Nortel announced on Tuesday products and technology that are part of its new Personal Internet strategy for content delivery. The products are aimed at enabling personalized content-delivery based on the subscriber’s preferences from the subscriber’s location through the optical core to the content and back, Nortel said in its announcement.

The Personal Internet strategy is designed with content providers, wireless providers, hardware vendors and ASPs (application service providers) in mind so that the technology enables the success of a Web session, Chandran said. These include Intel Corp., AT&T Corp., infrastructure service company Loudcloud Inc., GTE Corp., Reuters and many others, most of which are relatively new customers of Nortel. Nortel’s products and services provide scalability and are aimed at making sure there isn’t a collision of technology and business, Chandran said.
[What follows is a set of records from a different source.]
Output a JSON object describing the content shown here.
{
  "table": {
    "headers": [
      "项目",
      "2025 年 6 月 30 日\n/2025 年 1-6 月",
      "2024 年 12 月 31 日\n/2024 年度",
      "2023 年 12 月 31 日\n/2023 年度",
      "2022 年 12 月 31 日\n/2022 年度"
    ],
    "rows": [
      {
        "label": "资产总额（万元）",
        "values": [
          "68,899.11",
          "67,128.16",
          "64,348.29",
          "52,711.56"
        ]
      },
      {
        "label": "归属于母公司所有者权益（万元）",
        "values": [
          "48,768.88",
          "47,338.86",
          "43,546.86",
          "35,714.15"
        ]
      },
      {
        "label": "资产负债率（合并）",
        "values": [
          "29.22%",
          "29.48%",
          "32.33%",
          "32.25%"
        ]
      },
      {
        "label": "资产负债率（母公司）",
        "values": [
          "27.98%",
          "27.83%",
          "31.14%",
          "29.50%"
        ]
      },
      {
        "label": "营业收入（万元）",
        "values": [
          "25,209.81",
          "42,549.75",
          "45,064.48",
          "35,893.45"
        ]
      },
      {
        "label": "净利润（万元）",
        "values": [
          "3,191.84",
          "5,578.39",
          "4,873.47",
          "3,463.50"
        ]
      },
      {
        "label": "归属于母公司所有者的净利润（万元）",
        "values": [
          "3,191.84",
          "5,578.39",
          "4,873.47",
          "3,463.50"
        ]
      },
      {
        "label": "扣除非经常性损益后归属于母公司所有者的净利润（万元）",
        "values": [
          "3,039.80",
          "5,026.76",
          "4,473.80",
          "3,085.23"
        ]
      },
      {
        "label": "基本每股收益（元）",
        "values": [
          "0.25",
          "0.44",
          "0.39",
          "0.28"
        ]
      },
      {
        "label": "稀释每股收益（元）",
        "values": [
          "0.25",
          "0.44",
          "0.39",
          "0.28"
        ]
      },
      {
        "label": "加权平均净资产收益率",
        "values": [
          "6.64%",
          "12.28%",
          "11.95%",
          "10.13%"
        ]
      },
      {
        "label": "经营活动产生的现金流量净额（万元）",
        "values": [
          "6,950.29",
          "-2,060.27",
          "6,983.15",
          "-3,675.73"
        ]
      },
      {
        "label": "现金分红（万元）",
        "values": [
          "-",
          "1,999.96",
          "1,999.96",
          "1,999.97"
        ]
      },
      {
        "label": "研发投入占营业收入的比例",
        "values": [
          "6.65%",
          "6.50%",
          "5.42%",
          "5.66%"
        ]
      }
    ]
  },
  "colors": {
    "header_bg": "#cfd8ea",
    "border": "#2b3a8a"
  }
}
The Personal Internet strategy is about addressing the needs of end users who want instantaneous access to relevant content and about the needs of service and content providers to target value-added content at specific audiences, Chandran said. The content boom is being accelerated by explosive growth in broadband adoption, coupled with insatiable demand for new content, business applications outsourcing, dramatic increases in the number of Web-enabled devices and Web destinations and globalization of the Internet, he said.